Quando um engenheiro, um programador, um advogado ou qualquer profissional vai trabalhar no exterior, tem a oportunidade de conhecer novas tecnologias, outras formas de trabalho, aprimorar seu conhecimento (e depois, se quiser, voltar e aplicar isso no Brasil). Pode não conseguir nem querer nada disso. Não importa. É seu direito tentar a sorte onde bem entender.
Mas, para o Boulos e os intelectuais do PSOL, jogador de futebol não tem esse direito.
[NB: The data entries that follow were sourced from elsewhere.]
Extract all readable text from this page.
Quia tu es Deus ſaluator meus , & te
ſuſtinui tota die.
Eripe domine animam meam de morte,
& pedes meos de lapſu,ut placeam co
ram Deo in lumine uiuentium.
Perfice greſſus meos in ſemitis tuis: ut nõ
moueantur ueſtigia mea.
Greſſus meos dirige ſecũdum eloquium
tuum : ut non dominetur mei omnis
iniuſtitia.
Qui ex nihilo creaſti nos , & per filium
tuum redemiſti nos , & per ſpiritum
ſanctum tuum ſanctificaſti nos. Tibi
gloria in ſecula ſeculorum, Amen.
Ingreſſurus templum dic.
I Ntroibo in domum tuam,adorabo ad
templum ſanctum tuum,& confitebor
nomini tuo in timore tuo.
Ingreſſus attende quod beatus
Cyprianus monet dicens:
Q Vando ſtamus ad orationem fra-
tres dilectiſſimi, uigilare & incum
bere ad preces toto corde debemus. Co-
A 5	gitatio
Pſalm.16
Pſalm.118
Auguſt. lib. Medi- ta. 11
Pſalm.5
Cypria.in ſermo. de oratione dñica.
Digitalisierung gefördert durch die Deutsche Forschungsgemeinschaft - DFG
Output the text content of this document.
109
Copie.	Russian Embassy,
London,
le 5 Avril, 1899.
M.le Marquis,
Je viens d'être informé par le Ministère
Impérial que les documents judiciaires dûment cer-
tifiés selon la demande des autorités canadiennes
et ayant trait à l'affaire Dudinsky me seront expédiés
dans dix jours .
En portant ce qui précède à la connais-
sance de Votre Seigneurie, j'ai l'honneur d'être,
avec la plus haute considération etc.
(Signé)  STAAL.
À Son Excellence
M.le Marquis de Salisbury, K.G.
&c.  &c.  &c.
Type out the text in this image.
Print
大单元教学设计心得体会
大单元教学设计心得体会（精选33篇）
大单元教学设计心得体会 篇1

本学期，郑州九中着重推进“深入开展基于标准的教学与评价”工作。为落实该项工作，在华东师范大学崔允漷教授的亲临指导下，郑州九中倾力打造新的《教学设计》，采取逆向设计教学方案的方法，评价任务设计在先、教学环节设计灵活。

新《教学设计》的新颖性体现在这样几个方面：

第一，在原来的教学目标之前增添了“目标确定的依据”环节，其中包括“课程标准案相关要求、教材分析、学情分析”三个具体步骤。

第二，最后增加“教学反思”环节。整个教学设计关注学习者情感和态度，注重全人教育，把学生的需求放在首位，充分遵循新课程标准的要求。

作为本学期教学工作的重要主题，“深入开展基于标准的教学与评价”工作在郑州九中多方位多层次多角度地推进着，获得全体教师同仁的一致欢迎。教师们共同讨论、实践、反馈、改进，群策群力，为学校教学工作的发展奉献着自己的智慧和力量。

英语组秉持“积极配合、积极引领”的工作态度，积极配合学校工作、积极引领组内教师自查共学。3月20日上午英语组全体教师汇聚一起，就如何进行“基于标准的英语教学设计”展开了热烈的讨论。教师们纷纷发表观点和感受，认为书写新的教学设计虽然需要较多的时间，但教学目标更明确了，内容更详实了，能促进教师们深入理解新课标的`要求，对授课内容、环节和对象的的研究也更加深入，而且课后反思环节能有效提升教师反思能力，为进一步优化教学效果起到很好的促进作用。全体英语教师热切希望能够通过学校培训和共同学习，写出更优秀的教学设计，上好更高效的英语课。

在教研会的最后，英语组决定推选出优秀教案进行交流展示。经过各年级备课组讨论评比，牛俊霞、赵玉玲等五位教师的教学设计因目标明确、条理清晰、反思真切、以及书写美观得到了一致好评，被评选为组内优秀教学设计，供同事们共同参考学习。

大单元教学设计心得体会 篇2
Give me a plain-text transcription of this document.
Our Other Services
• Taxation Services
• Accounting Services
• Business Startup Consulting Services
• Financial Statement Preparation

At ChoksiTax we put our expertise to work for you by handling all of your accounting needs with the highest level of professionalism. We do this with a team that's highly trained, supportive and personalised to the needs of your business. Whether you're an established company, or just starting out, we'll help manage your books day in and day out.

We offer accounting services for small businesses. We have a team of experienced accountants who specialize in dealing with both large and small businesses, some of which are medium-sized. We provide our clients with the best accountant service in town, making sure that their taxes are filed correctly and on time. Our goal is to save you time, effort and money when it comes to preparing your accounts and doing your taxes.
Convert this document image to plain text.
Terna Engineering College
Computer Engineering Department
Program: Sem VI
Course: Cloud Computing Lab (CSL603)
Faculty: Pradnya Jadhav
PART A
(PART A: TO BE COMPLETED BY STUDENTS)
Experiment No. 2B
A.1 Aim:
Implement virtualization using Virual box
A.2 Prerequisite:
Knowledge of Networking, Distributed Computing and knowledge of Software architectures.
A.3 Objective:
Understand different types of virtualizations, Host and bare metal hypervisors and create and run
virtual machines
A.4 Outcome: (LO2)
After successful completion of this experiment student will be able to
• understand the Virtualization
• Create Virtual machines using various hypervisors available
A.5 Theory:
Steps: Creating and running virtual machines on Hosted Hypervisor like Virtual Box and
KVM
Em vez de deixar os mais talentosos aprimorarem sua técnica disputando os principais campeonatos do mundo com atletas de alto nível, o partido quer condená-los a atravessar uma fase crucial de suas carreiras jogando com os pernas-de-pau e cabeças-de-bagre que são maioria até na divisão principal do Brasileirão. Difícil entender como isso vai melhorar a qualidade do nosso futebol.
Pior. Caso a ideia seja mesmo levada adiante, o provável é que os clubes europeus continuem importando nossos principais talentos do mesmo jeito. O próprio historiador da USP observa que no “Primeiro Mundo” o esporte se tornou um negócio multibilionário e “pode comprar tudo”. Se pode comprar tudo, pode pagar o imposto também.
Quem perderá são os jogadores comuns. Gente pobre, na maioria esmagadora dos casos, que com um mínimo de bola no pé consegue contratos na Ásia, Leste Europeu e demais mercados da segunda divisão do futebol mundial. Em clubes que, em boa parte dos casos, pagam mais que a miséria reinante no futebol brasileiro. Para esses atletas, os “convencionais”, não haverá quem pague imposto. Para eles, restará tentar a sorte no Brasil mesmo. No futebol ou sabe-se lá onde.